All that matters is that we understand the author's point of view as well as possible. When I am studying, I generally assume that the author isn't lying. Whether he's right or wrong is immaterial, as long as he's not lying.
It is obviously possible to say something that isn't true without lying.
If you believe it is true, you are not lying, even if it isn't actually true.
My position is simply "I don't know, but there isn't enough information to say anything other than 'I don't have enough information to suggest a specific belief is valid', so at present, nonbelief is the most reasonable stance"

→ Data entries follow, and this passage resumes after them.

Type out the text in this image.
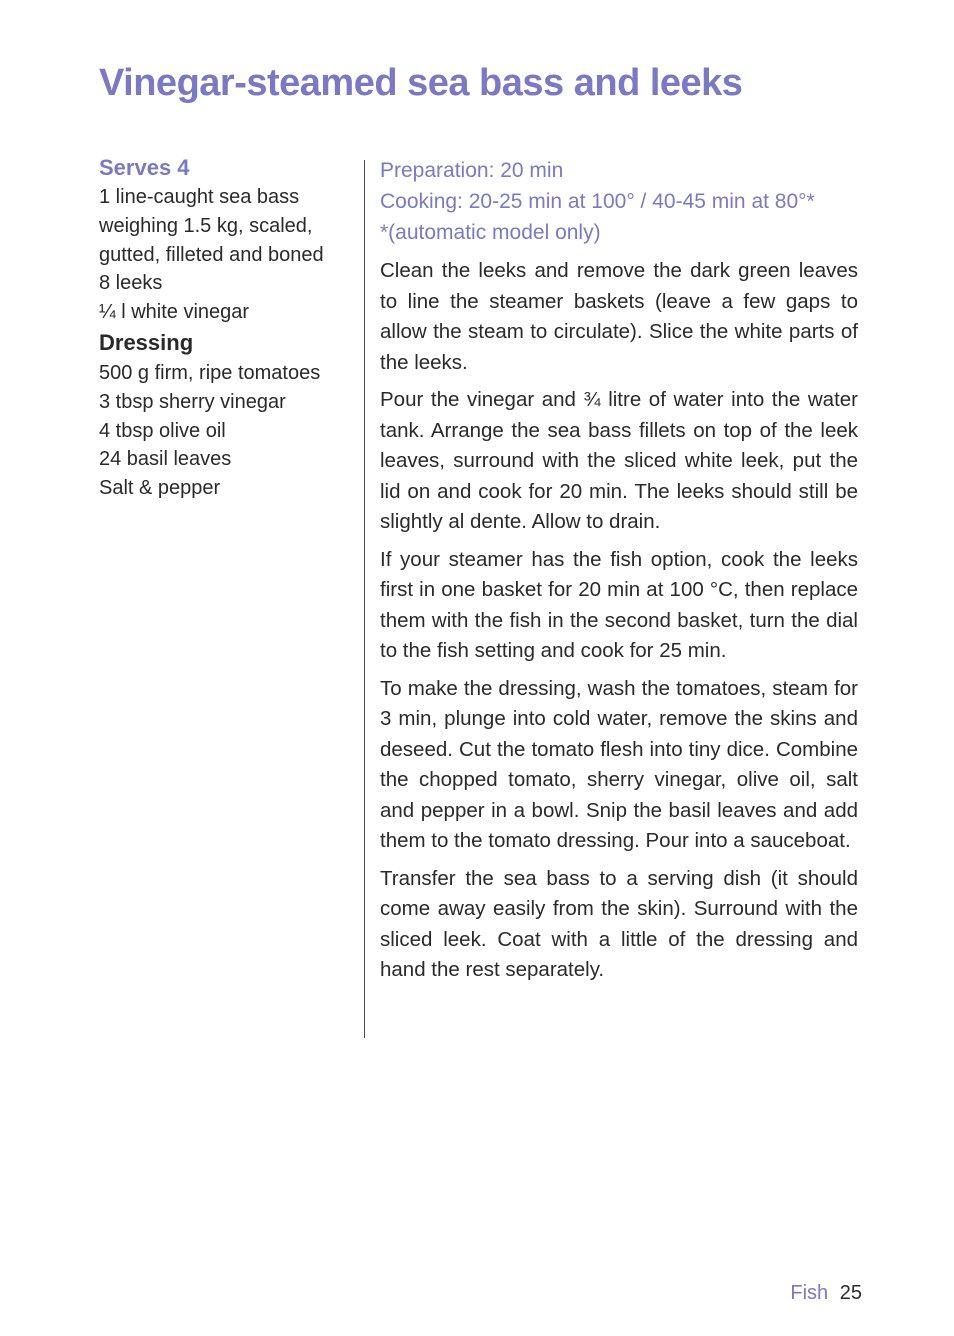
Vinegar-steamed sea bass and leeks
Serves 4
1 line-caught sea bass
weighing 1.5 kg, scaled,
gutted, filleted and boned
8 leeks
¼ l white vinegar
Dressing
500 g firm, ripe tomatoes
3 tbsp sherry vinegar
4 tbsp olive oil
24 basil leaves
Salt & pepper

Preparation: 20 min

Cooking: 20-25 min at 100° / 40-45 min at 80°*

*(automatic model only)

Clean the leeks and remove the dark green leaves to line the steamer baskets (leave a few gaps to allow the steam to circulate). Slice the white parts of the leeks.

Pour the vinegar and ¾ litre of water into the water tank. Arrange the sea bass fillets on top of the leek leaves, surround with the sliced white leek, put the lid on and cook for 20 min. The leeks should still be slightly al dente. Allow to drain.

If your steamer has the fish option, cook the leeks first in one basket for 20 min at 100 °C, then replace them with the fish in the second basket, turn the dial to the fish setting and cook for 25 min.

To make the dressing, wash the tomatoes, steam for 3 min, plunge into cold water, remove the skins and deseed. Cut the tomato flesh into tiny dice. Combine the chopped tomato, sherry vinegar, olive oil, salt and pepper in a bowl. Snip the basil leaves and add them to the tomato dressing. Pour into a sauceboat.

Transfer the sea bass to a serving dish (it should come away easily from the skin). Surround with the sliced leek. Coat with a little of the dressing and hand the rest separately.

Fish 25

In other words, "I am not (yet) convinced".
 
Dan
10:36 PM
@ScottS some of these reasons are why I eventually abandoned pseudo-neutrality, despite my recognition that there is no truly neutral position
Essentially, I was asking, please take a starting point for questions as if you were an academic historical-critical scholar, regardless of your actual views
I don't think this is unreasonable given that seems to be the direction the site was intended, but that is because this view aligns closely with my own so it makes sense to me
What I had to learn the hard way was the some people are actually incapable of approaching the text in this manner and do not even understand the very premise of doing so
Early on I saw only those who were unwilling to do so, which is an entirely different manner
*matter
But I should also point out this position has more to do with site viability than my actual preference
I am really not interested in reading many answers that take the perspectives often seen around here
And I do believe an evangelical Christian can work yo from the text in this manner, stating biases along the way
And you are a great example of that in many cases @ScottS - I typically upvote your responses
But you're also a Ph.D. student, and many of the others whose answers I enjoy have a fairly strong academic background, even if not in the field of biblical studies
I've come to realize that the average reader who solely has a devotional interest in the text can barely grasp our site distinctives, let alone follow them
But should we hold higher standards, there would be even fewer questions and fewer answers than there already is
At the same time, I don't believe we should tolerate purely devotional responses, these should be reserved for sites devoted to specific religious traditions
So we end up striking a (dissonant and inconsistent) balance, and I've learned to live with that
Unfortunately it means I don't ask as many questions as if like because I know I won't get good answers in many cases, plus I know how to do my own research
But I still do ask question where I am open to hearing an evangelical perspective or where the question is purely linguistic / historical / literary
Such as my recent question - where I genuinely am not convinced by the theory that John 13-17 is a conflation of multiple sources. The book seems too well laid out and intentional for such a dismissal of (seemingly) nonsensical narrative
*too
(On my phone, can't edit)
I'm curious to hear why John may have intentionally had Jesus ask that question in that context
(Whether the events actually occurred in that order or not is irrelevant - I want to know why John wrote and compiled it this way - John's entire timeline and date of the death of Jesus differs from the Synoptics so trying to ascertain the historical "realities" is of little concern to me)
<end rant>
 
11:48 PM
@Dan I have to say that the problem of "Where are you going?" "Yeah, where are you going?" "None of you are asking me where I'm going" is enticingly solved via Occam's razor: The narrative is patched together from different sources.
I'm usually a proponent of the most commonsensical explanation.